His deep eyes could carry every burden in the world. I tied off the bandage, tucking in the frayed edge. It was already damp with sweat and blood. “It’s not your fault,” he said.
“Did you love her?” She was dead, not even buried, but I couldn’t keep my frantic thoughts to myself. My voice rose in a hysterical pitch. “If I hadn’t come, would you have married her?”r />
His eyebrows were a line of worry. “What are you talking about?”
“You always wanted to save people. She was an orphan. The only missionary left. How could you not have fallen in love with her?”
“Blast and damn.” His head fell back against the wall, crushing the vine’s little white flowers. “I wasn’t in love with Alice. God, Juliet, I thought you knew. She wasn’t one of the missionaries.” He paused, not meeting my eyes. “She was a creation.”
My breath caught. I pushed my hair back with shaking hands. Alice? The sweet girl who carried the comb of my silver brush set, one of them? I felt my head shaking forcefully. “That’s impossible. She was human.”
“She looked human,” Montgomery said. Sweat beaded on his forehead. His wounded hand tensed. “But she was created two years ago from a sheep and three rabbits.”
“Rabbits?” I put my fingers to my lips, as if I could feel the word. As if that might make it more believable.
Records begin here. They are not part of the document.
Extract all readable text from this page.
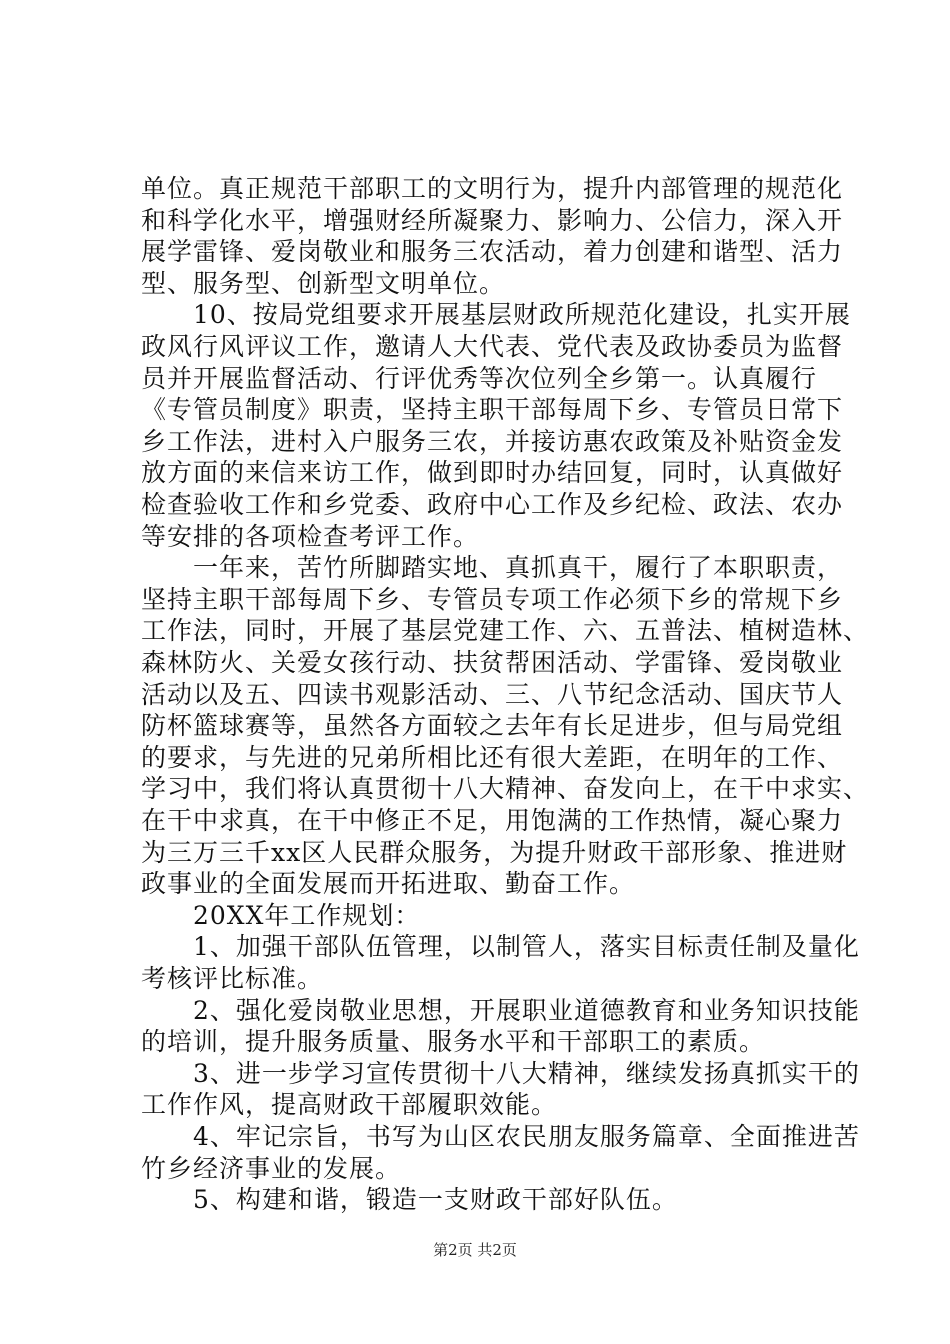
单位。真正规范干部职工的文明行为，提升内部管理的规范化
和科学化水平，增强财经所凝聚力、影响力、公信力，深入开
展学雷锋、爱岗敬业和服务三农活动，着力创建和谐型、活力
型、服务型、创新型文明单位。
　　10、按局党组要求开展基层财政所规范化建设，扎实开展
政风行风评议工作，邀请人大代表、党代表及政协委员为监督
员并开展监督活动、行评优秀等次位列全乡第一。认真履行
《专管员制度》职责，坚持主职干部每周下乡、专管员日常下
乡工作法，进村入户服务三农，并接访惠农政策及补贴资金发
放方面的来信来访工作，做到即时办结回复，同时，认真做好
检查验收工作和乡党委、政府中心工作及乡纪检、政法、农办
等安排的各项检查考评工作。
　　一年来，苦竹所脚踏实地、真抓真干，履行了本职职责，
坚持主职干部每周下乡、专管员专项工作必须下乡的常规下乡
工作法，同时，开展了基层党建工作、六、五普法、植树造林、
森林防火、关爱女孩行动、扶贫帮困活动、学雷锋、爱岗敬业
活动以及五、四读书观影活动、三、八节纪念活动、国庆节人
防杯篮球赛等，虽然各方面较之去年有长足进步，但与局党组
的要求，与先进的兄弟所相比还有很大差距，在明年的工作、
学习中，我们将认真贯彻十八大精神、奋发向上，在干中求实、
在干中求真，在干中修正不足，用饱满的工作热情，凝心聚力
为三万三千xx区人民群众服务，为提升财政干部形象、推进财
政事业的全面发展而开拓进取、勤奋工作。
　　20XX年工作规划：
　　1、加强干部队伍管理，以制管人，落实目标责任制及量化
考核评比标准。
　　2、强化爱岗敬业思想，开展职业道德教育和业务知识技能
的培训，提升服务质量、服务水平和干部职工的素质。
　　3、进一步学习宣传贯彻十八大精神，继续发扬真抓实干的
工作作风，提高财政干部履职效能。
　　4、牢记宗旨，书写为山区农民朋友服务篇章、全面推进苦
竹乡经济事业的发展。
　　5、构建和谐，锻造一支财政干部好队伍。
第2页 共2页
Her harelip. They are all flawed, Father had said. I tried to piece it together, to make sense of the puzzle. Alice had dodged my questions about her past. God, I’d been such a fool. When I called Balthazar and the others animals, I’d been calling her the same.
“I thought you said it couldn’t be done.” I swallowed back my rising fear. “You said he couldn’t make them look completely human.”
The blood drained from Montgomery’s face. He took a deep breath. “He can’t.”
It came to me then. A whisper of an idea.
“You made her,” I said. Not a question. An accusation.
He rubbed a hand over tired eyes. The wound had reopened, and blood seeped through the bandage.
“How could you?” I whispered, lips trembling. “Just like Father …” Blood rushed in my ears. I tried to stand, but he grabbed my hips and pulled me back to the grass.
“What’s done is done! If I’m to go to hell, so be it. But I’m not like him.” The force of his anger was a slap in the face. It wasn’t me he was angry at, but himself. He let me go and stood up, grabbing the iron bars outside my window. Like he deserved a prison.